Algo análogo a esto es posible verlo también en la campaña de Donald Trump: monta el miedo al migrante y al indocumentado para atraer consensos de una parte de la sociedad insegura y olvidadiza de que Norteamérica es tierra de migrantes y que su bienestar se apoya en gran medida sobre los hombros de quienes siguen inyectando la savia vital de la esperanza en su país.

Esta emergencia migratoria abre nuevas puertas en la “vieja” Europa cuando en la “joven” América, Donald Trump, pregona su exacto contrario con la expulsión de indocumentados, recogiendo además importantes consensos al interior de la bancada conservadora de Estados Unidos, rejuveneciendo una y mostrando algunas arrugas de la otra detrás del maquillaje.

El rejuvenecimiento de Europa no es teórico, las migraciones mantienen la edad promedio en términos aceptables y la natalidad un poco por encima del punto cero.

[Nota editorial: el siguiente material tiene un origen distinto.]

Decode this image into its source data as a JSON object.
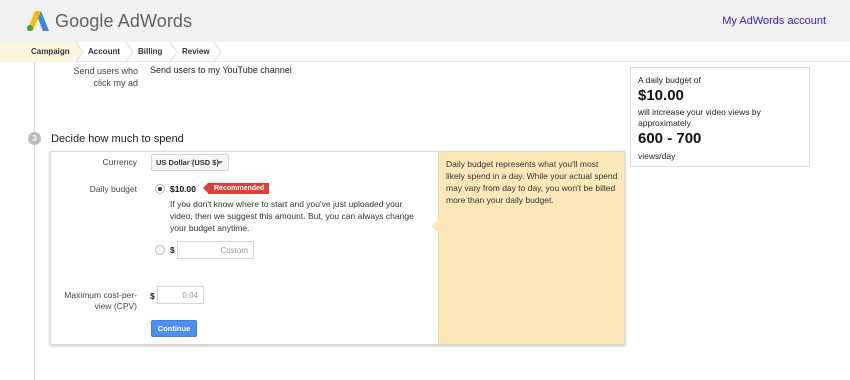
{
  "header": {
    "brand": "Google AdWords",
    "account_link": "My AdWords account"
  },
  "steps": [
    "Campaign",
    "Account",
    "Billing",
    "Review"
  ],
  "send_users": {
    "label": "Send users who click my ad",
    "value": "Send users to my YouTube channel"
  },
  "section": {
    "number": "3",
    "title": "Decide how much to spend"
  },
  "form": {
    "currency_label": "Currency",
    "currency_value": "US Dollar (USD $)",
    "daily_budget_label": "Daily budget",
    "recommended_amount": "$10.00",
    "recommended_badge": "Recommended",
    "budget_note": "If you don't know where to start and you've just uploaded your video, then we suggest this amount. But, you can always change your budget anytime.",
    "currency_symbol": "$",
    "custom_placeholder": "Custom",
    "max_cpv_label": "Maximum cost-per-view (CPV)",
    "max_cpv_placeholder": "0.04",
    "continue_label": "Continue"
  },
  "help": {
    "text": "Daily budget represents what you'll most likely spend in a day. While your actual spend may vary from day to day, you won't be billed more than your daily budget."
  },
  "estimate": {
    "line1": "A daily budget of",
    "budget": "$10.00",
    "line2": "will increase your video views by approximately",
    "views": "600 - 700",
    "unit": "views/day"
  },
  "colors": {
    "accent_blue": "#4d8ff0",
    "badge_red": "#d9423a",
    "help_bg": "#fee8ba",
    "account_link": "#3523b8"
  }
}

El Papa Francisco en varias ocasiones ha indicado cómo las distintas crisis a las que estamos asistiendo –y el problema migratorio es una de estas– no denotan simplemente algunos cambios que suponen un reajuste al interior de los esquemas vigentes, sino que indican que nos encontramos ante el explicitarse de nuevos paradigmas que nos obligan a una profunda reflexión acerca de la naturaleza de nuestra época, la que llamamos “posmoderna”, cuyos cambios están desplegando una realidad imposible de describirse con las categoría vigentes hasta hace pocas décadas.

Pensar en los términos “Modernidad”, “Posmodernidad”, como acuñados por corrientes de pensamiento que han impulsado la historia es reducido, existe una relación bidireccional entre los acontecimientos históricos y la reflexión que suscitan; la historia es un entramado de personas y de hechos en constante relación.

Desde esta óptica me pregunto si los paradigmas de liberalidad e individualismo que han abierto a la época que nos estamos todavía acostumbrando a llamar “Posmodernidad”, la describen plenamente, o si la Posmodernidad misma aún no ha mostrado su potencial. Por ejemplo, es necesario preguntarnos hacia dónde nos lleva la tecnología, si es fuente de progreso autónomo y si constituye por sí sola un factor de promoción humana y crecimiento para todos, o si levanta también muros entre personas tal como lo hicieron las máquinas de la revolución industrial al mismo tiempo que abrieron oportunidades impensables en términos de progreso y de una distribución más equitativa de la riqueza y del bienestar, por lo menos en Norteamérica y Europa.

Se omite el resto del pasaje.